See the list of signatories. To see the complete list, you must look at all the different tabs available at the bottom of the page.

Events

Presentation in your department

Our main tool to raise awareness is to do presentations in departments, in front of professors and graduate students. The presentation is of about 30 minutes, followed by a discussion with the public that is always very interesting. The goal of the presentation is to present data and studies on the question of air travel in academia.

We gave the presentation in a number of departments in Montreal-based universities.
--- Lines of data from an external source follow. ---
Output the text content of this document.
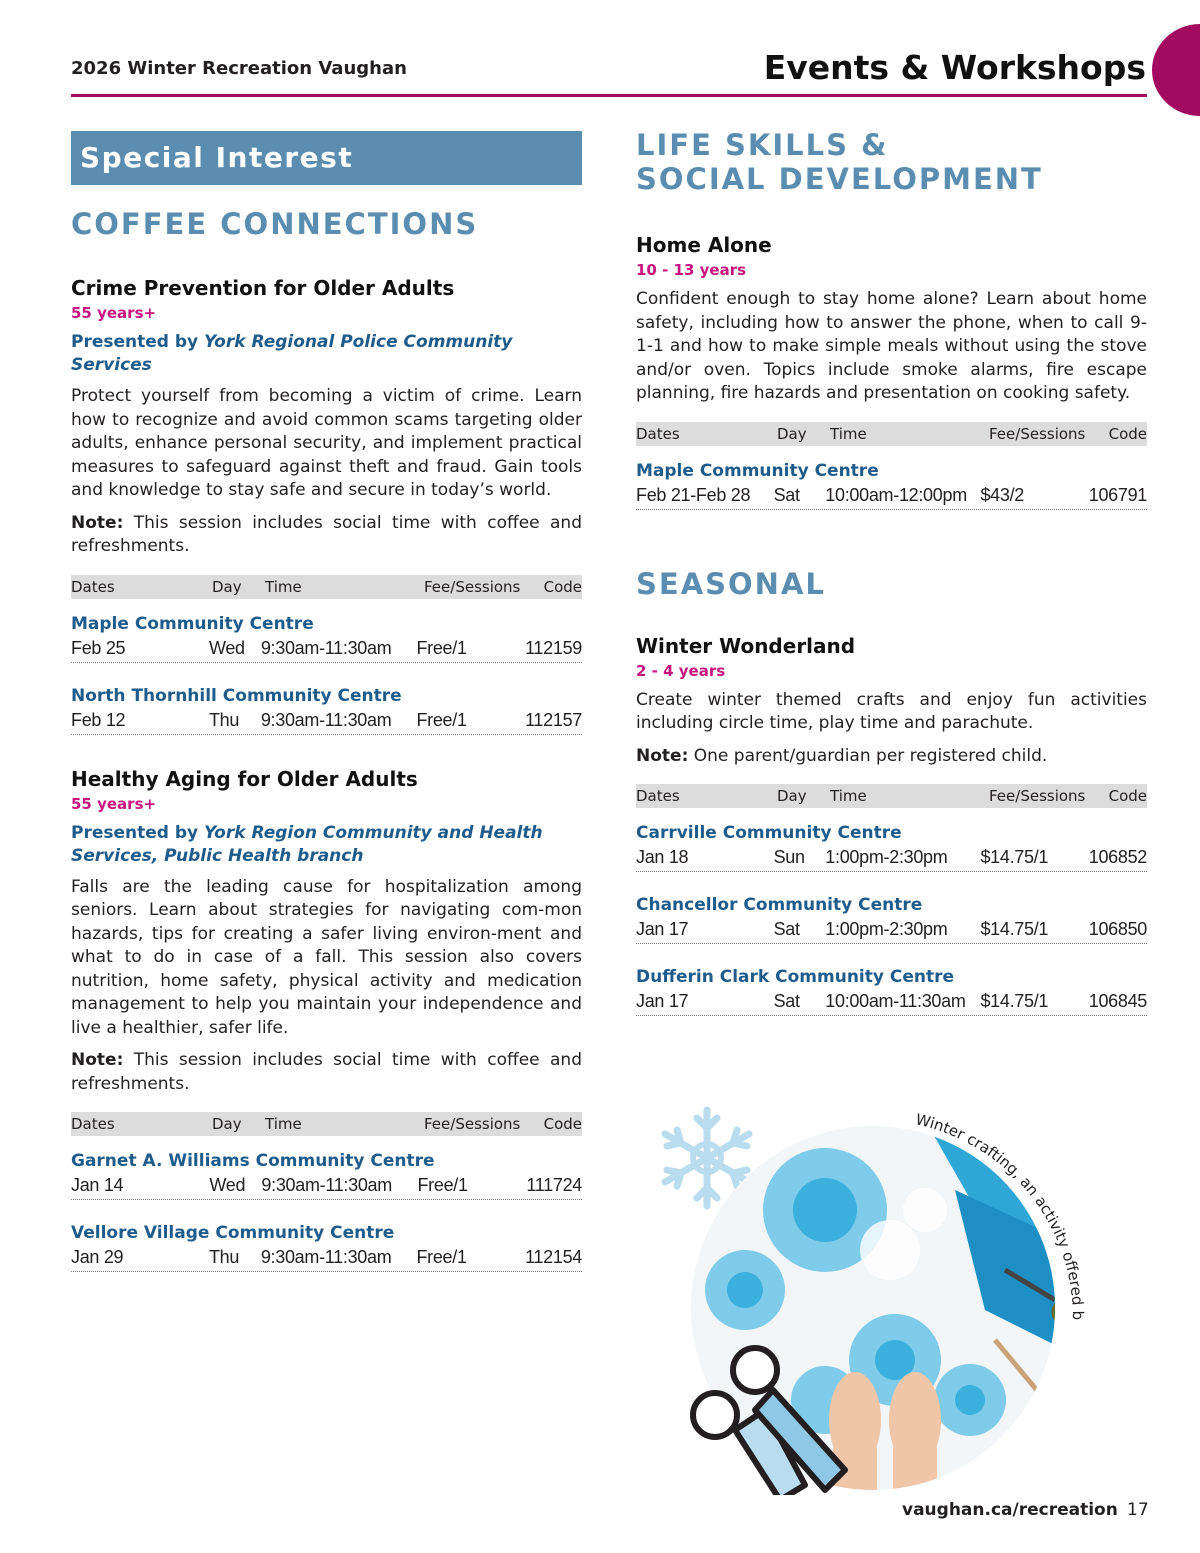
2026 Winter Recreation Vaughan	Events & Workshops
Special Interest
COFFEE CONNECTIONS
Crime Prevention for Older Adults
55 years+
Presented by York Regional Police Community Services
Protect yourself from becoming a victim of crime. Learn how to recognize and avoid common scams targeting older adults, enhance personal security, and implement practical measures to safeguard against theft and fraud. Gain tools and knowledge to stay safe and secure in today’s world.
Note: This session includes social time with coffee and refreshments.
Dates	Day	Time	Fee/Sessions	Code
Maple Community Centre
Feb 25	Wed 9:30am-11:30am	Free/1	112159
North Thornhill Community Centre
Feb 12	Thu	9:30am-11:30am	Free/1	112157
Healthy Aging for Older Adults
55 years+
Presented by York Region Community and Health Services, Public Health branch
Falls are the leading cause for hospitalization among seniors. Learn about strategies for navigating com-mon hazards, tips for creating a safer living environ-ment and what to do in case of a fall. This session also covers nutrition, home safety, physical activity and medication management to help you maintain your independence and live a healthier, safer life.
Note: This session includes social time with coffee and refreshments.
Dates	Day	Time	Fee/Sessions	Code
Garnet A. Williams Community Centre
Jan 14	Wed 9:30am-11:30am	Free/1	111724
Vellore Village Community Centre
Jan 29	Thu	9:30am-11:30am	Free/1	112154
LIFE SKILLS &
SOCIAL DEVELOPMENT
Home Alone
10 - 13 years
Confident enough to stay home alone? Learn about home safety, including how to answer the phone, when to call 9-1-1 and how to make simple meals without using the stove and/or oven. Topics include smoke alarms, fire escape planning, fire hazards and presentation on cooking safety.
Dates	Day	Time	Fee/Sessions	Code
Maple Community Centre
Feb 21-Feb 28	Sat	10:00am-12:00pm $43/2	106791
SEASONAL
Winter Wonderland
2 - 4 years
Create winter themed crafts and enjoy fun activities including circle time, play time and parachute.
Note: One parent/guardian per registered child.
Dates	Day	Time	Fee/Sessions	Code
Carrville Community Centre
Jan 18	Sun	1:00pm-2:30pm	$14.75/1	106852
Chancellor Community Centre
Jan 17	Sat	1:00pm-2:30pm	$14.75/1	106850
Dufferin Clark Community Centre
Jan 17	Sat	10:00am-11:30am $14.75/1	106845
Winter crafting, an activity offered b
vaughan.ca/recreation 17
We would be very happy to have to chance to present in your department, student association or research group! Contact us

Events

Upcoming events

Past events

  • Panel in Quebec's regional conference of the Bureau canadien de l’éducation internationale, May 19, 2021, virtual.
  • Université de Sherbrooke and Centre Lemaire in responsible management, March 9, 2021, 12:10pm-1:30pm, virtual. Event video (in French)
  • Institut des sciences de l'environnement (ISQ) of UQAM, Feb. 20, 2020, 12:30-13:30, UQAM, Pavillon Président-Kennedy, PK-3210. Link to the event: https://www.facebook.com/events/117274503022626/
  • Geotop, UQAM, Jan. 22, 2020. 12:00, PK-7605.
  • Physics department, Université de Montréal, Jan. 17, 2020.
  • Loyola Sustainability Research Center, Concordia University, Jan. 10, 2020.
  • CIRAIG, Polytechnique Montréal, Jan. 9, 2020.
  • Anthropology department, Université de Montréal, Dec. 12, 2019.
  • Geography department, Université de Montréal, Oct. 29, 2019.
  • Earth and Planetary Sciences department, McGill University, Oct. 22, 2019.
  • Atmospheric and Oceanic Sciences department, McGill University, Oct. 18, 2019.

Who are we

The Responsible Research initiative is born from my discomfort seeing academics traveling without guilt, in particular in climate science. This discomfort grew as I did research on the subject, as I realized flying accounts in fact for a very large fraction of our yearly emissions. I felt the need to find a positive way to raise awareness of scientists around me on this question.

Mathilde Jutras

Mathilde Jutras
After a bachelor degree in physics at Université de Montréal, I wanted to apply my knowledge to environment-related questions. I did a master's in climate science at McGill University on sea ice dynamics in the Arctic. To participate to the design of more tangible solutions, I stepped towards social sciences. I did research in environmental governance at École nationale d'administration publique in Montreal. In the end, my love of science and of nature brought me back to natural sciences, as I started in 2018 a PhD in physical and chemical oceanography at McGill University on the deoxygenation of the St. Lawrence. During my searches on the impact of air travel in academia, I met Julien, who had done a study on that subject at Université de Montréal.

Julien Arsenault

I am a PhD candidate in geography at Université de Montréal where I also did my bachelor and my master's degree. I work on biogeochemical interactions between water, soil and vegetation in wetland. I am also interested in environmental footprint of universities and their institutions. In collaboration with a number of partners, I calculated the carbon and nitrogen footprint of McGill University and Université de Montréal, with the goal of finding solutions to redice our footprint.